While they will have to cut down the ad inventory, media agency experts believe that there are a few marquee properties, which an advertiser can't afford not to put money on: for instance, an IPL, or an India versus Pakistan cricket series.
Broadcasters with cricket properties will be less vulnerable than others. Broadcasters agree that while the cost of acquiring these properties is humungous, advertisers can't do without them either which will force them to agree to an increase in rates.
While live sporting events are time-break-based, on an average the channels have been airing ads for around 14-16 minutes per hour and hence the inventory cut could be compensated by a hike in ad rates.
Broadcasters are also expecting some flexibility from the regulators for the live matches where they tend to give injury breaks and so on.
Revenues have been growing steadily but the business is title driven so it is not clear how channels can increase their ad rates once their ad time is capped. Channels in this space are going to be especially hit since they currently air 15-25 minutes of ads per hour on average. If the channels can no longer pay as much for movie acquisition as they did before what will film-makers do in such a situation?
Digitisation will enable many more people to pay and watch the films they love. Whether that will take some pressure off broadcasters in the bidding war remains to be seen.
Youth and Music
Music, especially, is a commodity. The coming ad cap will force channels to use more trailers in terms of content. Like the movie genre, music too is a frequency generator. Media agency executives believe that these channels will have to correct the ad rates - which are low - in order to compensate for the loss of inventory. Some channels may be able to pull that off.

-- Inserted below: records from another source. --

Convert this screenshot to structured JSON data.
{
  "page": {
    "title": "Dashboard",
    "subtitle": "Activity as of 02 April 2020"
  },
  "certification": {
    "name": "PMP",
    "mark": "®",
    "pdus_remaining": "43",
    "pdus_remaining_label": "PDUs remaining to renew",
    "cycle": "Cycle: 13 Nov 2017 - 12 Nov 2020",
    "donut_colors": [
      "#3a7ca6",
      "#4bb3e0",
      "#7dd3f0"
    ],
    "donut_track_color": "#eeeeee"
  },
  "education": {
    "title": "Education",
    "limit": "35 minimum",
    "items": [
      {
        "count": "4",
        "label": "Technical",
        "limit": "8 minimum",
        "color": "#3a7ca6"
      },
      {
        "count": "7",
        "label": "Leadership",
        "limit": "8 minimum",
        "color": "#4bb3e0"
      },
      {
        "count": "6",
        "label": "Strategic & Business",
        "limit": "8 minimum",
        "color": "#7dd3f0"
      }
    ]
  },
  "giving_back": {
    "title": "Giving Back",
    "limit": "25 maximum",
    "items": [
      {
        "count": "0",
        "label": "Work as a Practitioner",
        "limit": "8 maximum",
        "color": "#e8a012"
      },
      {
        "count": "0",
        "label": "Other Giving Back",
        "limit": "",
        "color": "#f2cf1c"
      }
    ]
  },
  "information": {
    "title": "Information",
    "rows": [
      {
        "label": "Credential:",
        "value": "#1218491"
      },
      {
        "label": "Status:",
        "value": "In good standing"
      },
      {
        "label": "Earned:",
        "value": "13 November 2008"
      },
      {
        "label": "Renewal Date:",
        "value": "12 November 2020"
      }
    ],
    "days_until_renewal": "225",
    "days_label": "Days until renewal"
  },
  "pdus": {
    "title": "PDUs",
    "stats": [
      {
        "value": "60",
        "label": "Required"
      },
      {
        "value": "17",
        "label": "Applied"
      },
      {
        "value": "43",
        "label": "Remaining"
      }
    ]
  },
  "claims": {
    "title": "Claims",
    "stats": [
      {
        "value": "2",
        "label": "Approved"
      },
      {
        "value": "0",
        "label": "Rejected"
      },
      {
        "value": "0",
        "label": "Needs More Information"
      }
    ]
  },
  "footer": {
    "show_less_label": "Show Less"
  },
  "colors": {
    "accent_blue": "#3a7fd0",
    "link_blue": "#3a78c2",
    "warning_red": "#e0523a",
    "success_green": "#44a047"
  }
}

The genre, on an average, airs 16-20 minutes of ads per hour. Music broadcasters believe that with the 12-minute ad cap, they will get to air more content which will get them more GRPs and hence more money from the advertisers.
Interestingly, these channels generate a significant part of their revenue through brand integration. The ad cap move will not only force them to try increase ad rates but also opt for more brand integration and advertiser-funded programmes.
Also, as mentioned earlier, in this genre too the standalone channels will suffer more than the channels associated with the bigger networks.